What is Threading / Why You Should Care
In most languages, you operate in a pretty linear fashion - do x, then do y, then z, etc. Sometimes, there are cases where this might not be the most efficient -- imagine you want to crawl a bunch of websites or something and you don't care what order they are done in and the tasks operate most independently of eachother. In this case, you might want to consider using threads and spawning off child "threads" for each individual thing you want to do.
+
|
|+------> +->
| + +
main | | |
thread | | |child threads
| | |
| | |
| | |
|<----+ v <--+
|
v
Personally, I usually end up using threading when I need to do:
- Crawling multiple websites on many domains - ie I want to scrape a bunch of sites that are not hosted in the same place.

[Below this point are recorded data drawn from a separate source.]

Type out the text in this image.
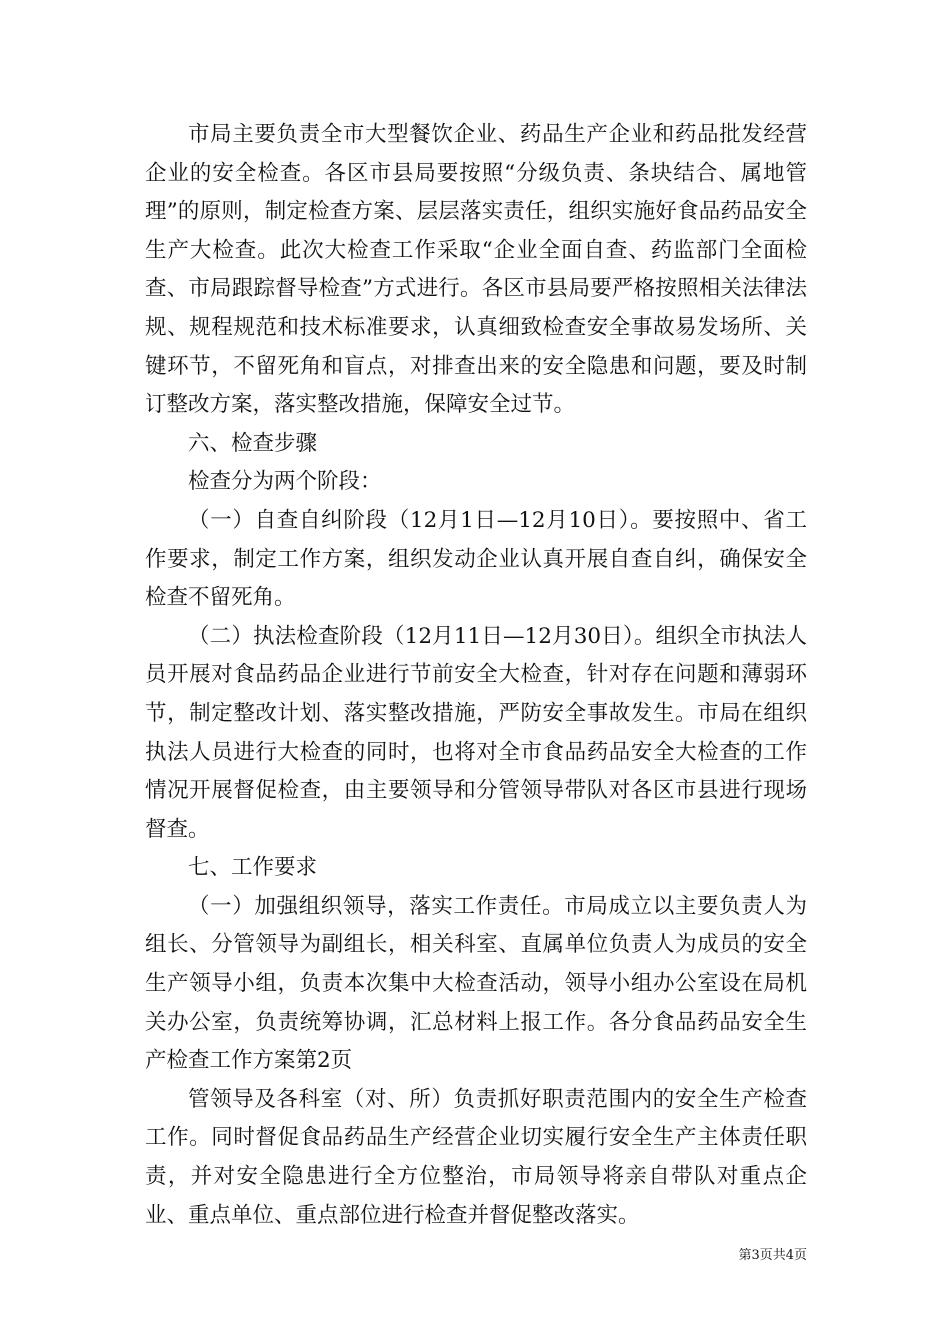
市局主要负责全市大型餐饮企业、药品生产企业和药品批发经营企业的安全检查。各区市县局要按照“分级负责、条块结合、属地管理”的原则，制定检查方案、层层落实责任，组织实施好食品药品安全生产大检查。此次大检查工作采取“企业全面自查、药监部门全面检查、市局跟踪督导检查”方式进行。各区市县局要严格按照相关法律法规、规程规范和技术标准要求，认真细致检查安全事故易发场所、关键环节，不留死角和盲点，对排查出来的安全隐患和问题，要及时制订整改方案，落实整改措施，保障安全过节。

六、检查步骤

检查分为两个阶段：

（一）自查自纠阶段（12月1日—12月10日）。要按照中、省工作要求，制定工作方案，组织发动企业认真开展自查自纠，确保安全检查不留死角。

（二）执法检查阶段（12月11日—12月30日）。组织全市执法人员开展对食品药品企业进行节前安全大检查，针对存在问题和薄弱环节，制定整改计划、落实整改措施，严防安全事故发生。市局在组织执法人员进行大检查的同时，也将对全市食品药品安全大检查的工作情况开展督促检查，由主要领导和分管领导带队对各区市县进行现场督查。

七、工作要求

（一）加强组织领导，落实工作责任。市局成立以主要负责人为组长、分管领导为副组长，相关科室、直属单位负责人为成员的安全生产领导小组，负责本次集中大检查活动，领导小组办公室设在局机关办公室，负责统筹协调，汇总材料上报工作。各分食品药品安全生产检查工作方案第2页

管领导及各科室（对、所）负责抓好职责范围内的安全生产检查工作。同时督促食品药品生产经营企业切实履行安全生产主体责任职责，并对安全隐患进行全方位整治，市局领导将亲自带队对重点企业、重点单位、重点部位进行检查并督促整改落实。

第3页共4页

- Doing computation that can be done independently; usually, I end up using threading when I am doing de-duping or processes that do not need to work together.
Example / Technique 1
This is probably the most common example you see of people using the threading module. Basically, define a function and then call that function in some kind of loop using threading.Thread.
import threading
def seagull_sound():
print 'caw!'
for i in range(0, 10):
thread = threading.Thread(target=seagull_sound)
thread.start()
When I run this:
Toms-MacBook-Air-2:Desktop tom$ python caw.py
caw!
caw!
caw!
caw!
caw!
caw!
caw!
caw!
caw!
caw!
Note that it acts kind of weird with extra spaces - I'm pretty sure this is due to my terminal being confused by output coming from 10 streams simultanesouly.

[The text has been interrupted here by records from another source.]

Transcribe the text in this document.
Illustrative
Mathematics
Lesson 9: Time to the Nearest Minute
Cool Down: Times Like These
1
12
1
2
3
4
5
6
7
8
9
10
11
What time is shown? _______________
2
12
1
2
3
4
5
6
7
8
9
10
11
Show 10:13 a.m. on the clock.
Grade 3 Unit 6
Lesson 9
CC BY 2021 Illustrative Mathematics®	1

So when we ran this, it created 10 threads and basically all off them will output 'caw!' in (relative) concurrency. Technically, I suppose this isn't true concurrency because of python's locking system and you'd need the multiprocessing module but I don't really want to get lost in the weeds here.
Example / Technique 2
I favor this implementation of threading over the one above. Instead of creating a thread object over some functions, you can just create a class which inherits from thread.Thread and reimplements the run() function:
import threading
class SeaGull(threading.Thread):
def __init__(self):
''' re-implement the constructor '''
threading.Thread.__init__(self)
def run(self):
''' make the sound of a seagull '''
print 'caw!'
for i in range(0, 10):
SeaGull().start() # call threading's start() method
Then, when I run this:
Toms-MacBook-Air-2:Desktop tom$ python caw2.py
caw!caw!
caw!
caw!
caw!
caw!
caw!
caw!
caw!
caw!
We can see the output is basically the same - it just attempts to hammer out all the print statements at the same time. I prefer the latter of the two options, having your object exist as an extension of the thread module is a slick implementation.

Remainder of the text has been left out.